The main factor holding me back was thinking about involving my parents. I now know the assessment could have gone ahead without their input but I thought it would provide s more complete picture if they were involved. In the end I got my sister to ask them and they were absolutely fine about it. They are very elderly and it has improved our relationship already - we can blame autism for some of the tensions between us! 

i've got several part-time jobs all with the same employer. I've got other conditions they know about and if I get a diagnosis I will almost certainly let them know. It would explain why I find certain aspects of my work so challenging. It would also be an opportunity to explore how I can make better use of my strengths. If I do get diagnosed myTrade Union rep is going to help me negotiate any adjustments I need at work. 

Another reason in favour of diagnosis is ensuring that any future decisions taken about me are done so with reference to autism. This is more of an issue for me now that I am close to 60 years old than it might have been in the past, although any of us could find ourselves in hospital at any time (I really don't think I could cope on a busy, noisy ward). 

Regardless of whether I satisfy DSM-5 criteria I am now convinced that I am autistic. Diagnostic criteria aren't objectively 'real' in any case, they change and evolve over time. The assessment process I have had is psycho-social not just medical. They have been looking at multiple dimensions of my life to understand how it has gone up until now. In follow-up sessions we'll be looking at adjustments I can make to help me to live more comfortably in future. I intend to do this even if I don't get an ASD diagnosis. 

There are risks associated with getting diagnosed - when I've mentioned the assessment to some people they slow down their speech and start using simpler language. Sometimes that's welcome but at other times it feels like I'm being talked to like a child. Another potential downside is the amount of emotional energy it takes to pull up things from the past and look at them again. The period immediately after diagnosis seems to be quite tricky to manage too, especially if help and support are not forthcoming. Adjustment can sometimes take a really long time. 

I am sure you will come to a decision that is right for you. 

Good luck whatever you decide!

Recognition is a good way to see it. Having pretty much self diagnosed i csn be more open with my partner about any difficulties i face. He is great with this.
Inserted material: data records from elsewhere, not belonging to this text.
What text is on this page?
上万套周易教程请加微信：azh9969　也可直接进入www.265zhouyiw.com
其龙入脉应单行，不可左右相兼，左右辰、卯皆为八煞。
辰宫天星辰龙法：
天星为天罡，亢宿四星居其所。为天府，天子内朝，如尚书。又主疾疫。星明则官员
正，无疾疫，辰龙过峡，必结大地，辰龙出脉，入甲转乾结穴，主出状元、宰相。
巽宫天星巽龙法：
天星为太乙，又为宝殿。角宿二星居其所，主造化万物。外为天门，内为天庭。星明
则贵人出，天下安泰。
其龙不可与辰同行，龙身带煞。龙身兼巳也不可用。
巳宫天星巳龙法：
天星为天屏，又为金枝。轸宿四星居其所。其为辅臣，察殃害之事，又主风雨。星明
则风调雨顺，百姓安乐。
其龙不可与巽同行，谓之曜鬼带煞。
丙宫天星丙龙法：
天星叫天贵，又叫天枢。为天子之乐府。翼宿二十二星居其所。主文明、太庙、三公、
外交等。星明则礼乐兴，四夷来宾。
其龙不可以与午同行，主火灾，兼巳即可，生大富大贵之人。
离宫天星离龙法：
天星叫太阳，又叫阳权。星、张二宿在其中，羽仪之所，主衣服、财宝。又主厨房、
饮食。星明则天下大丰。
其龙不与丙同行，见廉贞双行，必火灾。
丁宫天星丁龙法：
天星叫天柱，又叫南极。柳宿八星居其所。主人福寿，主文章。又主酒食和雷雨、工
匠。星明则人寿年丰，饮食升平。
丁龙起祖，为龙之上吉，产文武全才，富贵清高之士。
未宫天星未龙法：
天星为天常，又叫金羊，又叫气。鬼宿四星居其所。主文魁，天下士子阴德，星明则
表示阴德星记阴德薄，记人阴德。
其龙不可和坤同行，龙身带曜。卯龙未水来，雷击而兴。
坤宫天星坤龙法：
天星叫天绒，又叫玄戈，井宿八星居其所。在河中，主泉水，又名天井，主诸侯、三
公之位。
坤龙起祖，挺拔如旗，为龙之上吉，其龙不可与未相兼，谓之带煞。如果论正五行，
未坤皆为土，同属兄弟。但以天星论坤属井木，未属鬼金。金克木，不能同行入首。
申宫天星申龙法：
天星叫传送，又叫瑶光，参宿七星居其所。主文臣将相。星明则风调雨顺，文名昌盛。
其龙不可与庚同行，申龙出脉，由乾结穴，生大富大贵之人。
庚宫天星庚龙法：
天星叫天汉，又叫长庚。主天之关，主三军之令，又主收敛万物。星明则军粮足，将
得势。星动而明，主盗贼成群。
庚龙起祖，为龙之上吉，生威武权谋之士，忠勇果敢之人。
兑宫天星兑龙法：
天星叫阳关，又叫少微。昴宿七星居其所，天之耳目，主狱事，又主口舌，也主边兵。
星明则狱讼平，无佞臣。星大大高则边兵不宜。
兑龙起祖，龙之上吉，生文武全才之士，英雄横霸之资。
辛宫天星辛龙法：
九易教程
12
I feel i can see why i struggle with things now

If you dont mind me asking how did yo approach it with your boss? Or was there an event happened which allowed you to open up about it? I need to open up to my parents about it but just dont know where to start. 

I sought a (recent) diagnosis for validation and understanding, and am glad I did. I still struggle, but knowing WHY I struggle helps. In some areas I struggle more at present as it has brought a lot out into the open in my head that I guess I always suppressed before. However I am hoping that with understanding some of these struggles will diminish in time.

You do not have to legally disclose to an employer. I did (actually my boss had been very supportive in getting me to talk well before I decided to get diagnosed) and has been great since.

I don't see it as a label, but I do see it as a recognition. Talking to others in a similar situation on here has also helped me a great deal.